Um dos principais obstáculos do Green
Party tem sido, claramente, o facto de ver o acesso aos debates
presidenciais vedado, sendo, então, anulada a visibilidade e o impacto que o
partido poderia ter na opinião pública e no eleitorado. Com as regras atuais,
apenas o Partido Democrata e o Partido Republicano podem participar nos debates
presidenciais e o Green Partynem aparece no boletim de voto em todos os
Estados. Tais especificidades resultam das regras impostas pela Comissão para
os Debates Presidenciais, uma organização sem fins lucrativos gerida pela
administração bicéfala do Partido Democrata e do Partido Republicano,
funcionando graças a donativos de empresas e de organizações privadas que
acabam por ter ligações a estes mesmos dois partidos. As regras atuais foram
estabelecidas com o objetivo reconhecido de impedir a participação de partidos
alternativos nos debates presidenciais, anulando o destaque social e mediático
que poderiam vir a ter. Curiosamente, há sondagens que concluem que 50% dos
norte-americanos não se identificam nem com o Partido Democrata nem com o
Partido Republicano, mas nem isso tem sido suficiente para abrir os debates
presidenciais a outros candidatos. A Comissão para os Debates Presidenciais foi
fundada em 1988 e no ano seguinte a Liga das Mulheres Votantes (League of Women
Voters), uma organização que existe desde 1920, anunciou a rutura com esta
comissão, afirmando que o seu objetivo era o de perpetuar a fraude eleitoral
entre os cidadãos norte-americanos. Esta comissão não existe, portanto, sem
polémica.
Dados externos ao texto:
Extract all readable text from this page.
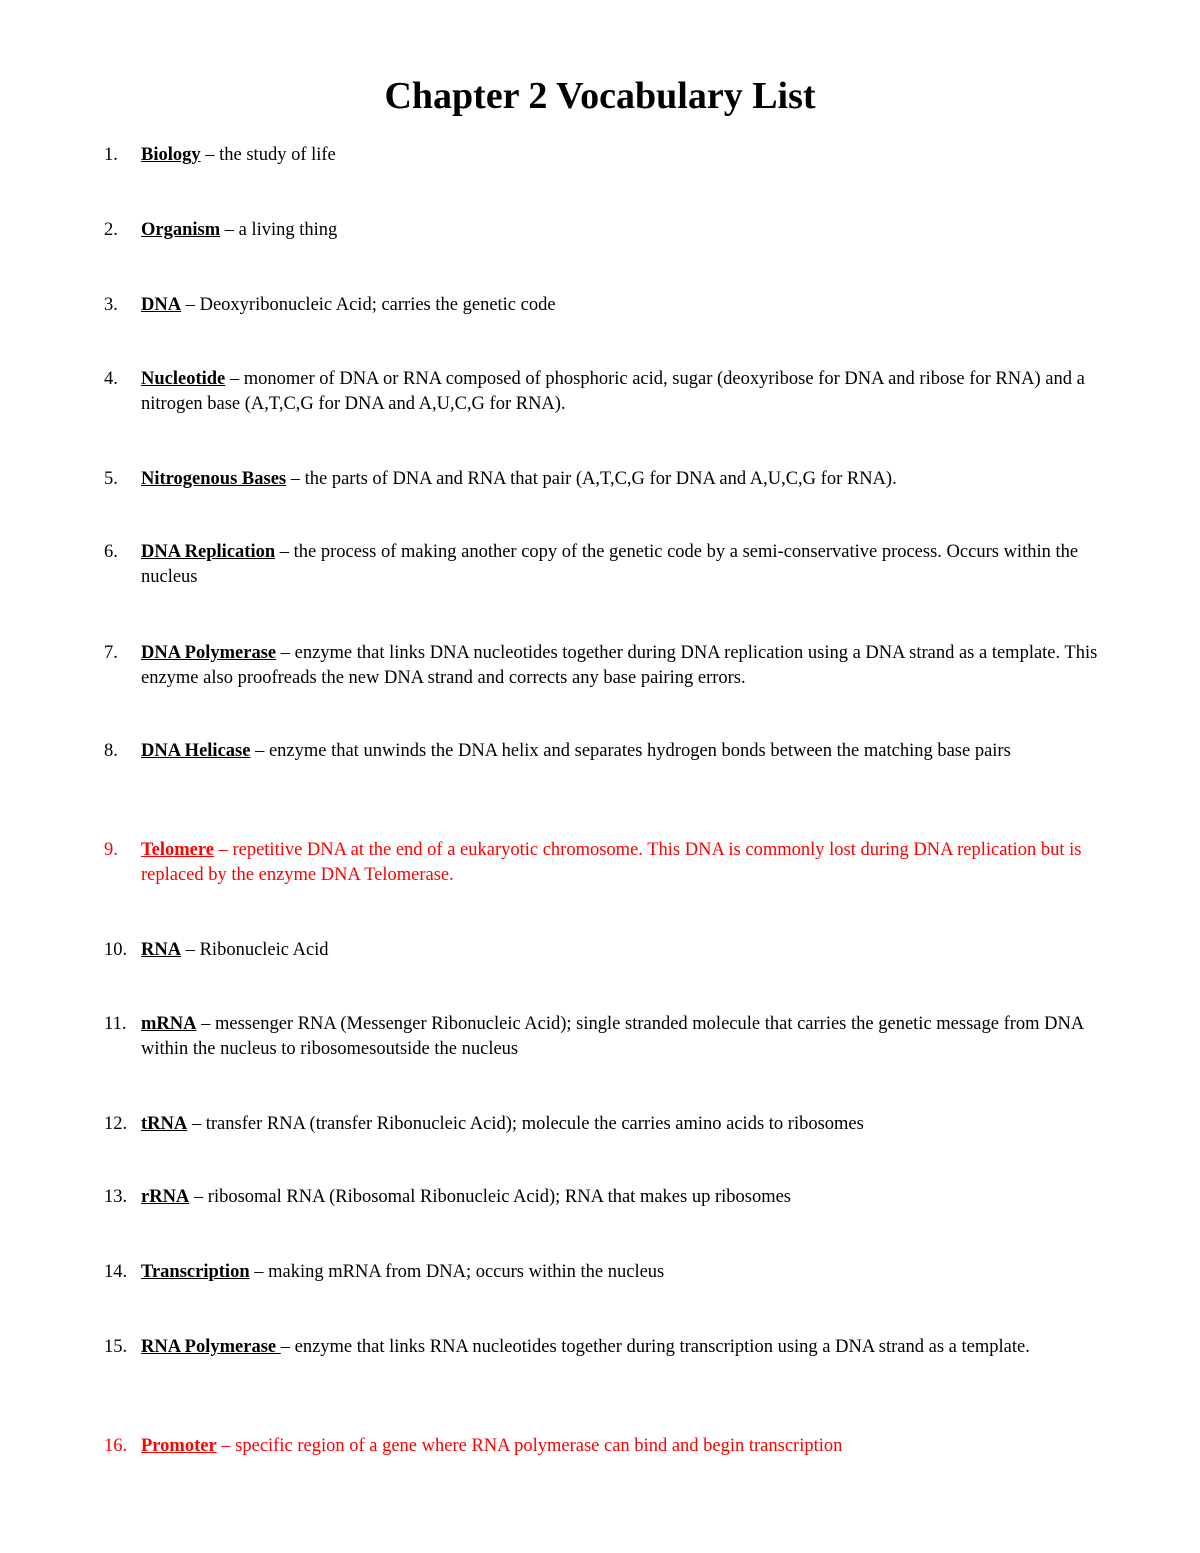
Chapter 2 Vocabulary List
1.	Biology – the study of life
2.	Organism – a living thing
3.	DNA – Deoxyribonucleic Acid; carries the genetic code
4.	Nucleotide – monomer of DNA or RNA composed of phosphoric acid, sugar (deoxyribose for DNA and ribose for RNA) and a nitrogen base (A,T,C,G for DNA and A,U,C,G for RNA).
5.	Nitrogenous Bases – the parts of DNA and RNA that pair (A,T,C,G for DNA and A,U,C,G for RNA).
6.	DNA Replication – the process of making another copy of the genetic code by a semi-conservative process. Occurs within the nucleus
7.	DNA Polymerase – enzyme that links DNA nucleotides together during DNA replication using a DNA strand as a template. This enzyme also proofreads the new DNA strand and corrects any base pairing errors.
8.	DNA Helicase – enzyme that unwinds the DNA helix and separates hydrogen bonds between the matching base pairs
9.	Telomere – repetitive DNA at the end of a eukaryotic chromosome. This DNA is commonly lost during DNA replication but is replaced by the enzyme DNA Telomerase.
10. RNA – Ribonucleic Acid
11. mRNA – messenger RNA (Messenger Ribonucleic Acid); single stranded molecule that carries the genetic message from DNA within the nucleus to ribosomesoutside the nucleus
12. tRNA – transfer RNA (transfer Ribonucleic Acid); molecule the carries amino acids to ribosomes
13. rRNA – ribosomal RNA (Ribosomal Ribonucleic Acid); RNA that makes up ribosomes
14. Transcription – making mRNA from DNA; occurs within the nucleus
15. RNA Polymerase – enzyme that links RNA nucleotides together during transcription using a DNA strand as a template.
16. Promoter – specific region of a gene where RNA polymerase can bind and begin transcription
Em 2012, Jill Stein e Cheri Honkala, na altura nomeada como
vice-presidente para a candidatura do Green Party, foram presas por
tentarem aceder ao segundo debate presidencial, em Hempstead, Nova Iorque, e
foram levadas para um armazém no qual ficaram algemadas a cadeiras durante oito
horas até a polícia as libertar.
O
bipartidarismo não é saudável em nenhuma democracia a sério e, para se apoiar
verdadeiramente a classe trabalhadora, é preciso que os EUA quebrem com o
sistema atual. Como disse Cynthia McKinney, a candidata a presidente pelo Green
Party em 2008, “os EUA têm mais a oferecer ao mundo do que bombas, mísseis
e tecnologia militar”. O que é preciso é uma insurreição que mine a liderança
atual do establishment burguês para que o mundo possa finalmente
descobrir isso. O Green Party e Jill Stein, pela sua determinação em
apoiar a classe trabalhadora, podem ser uma parte importante dessa mudança.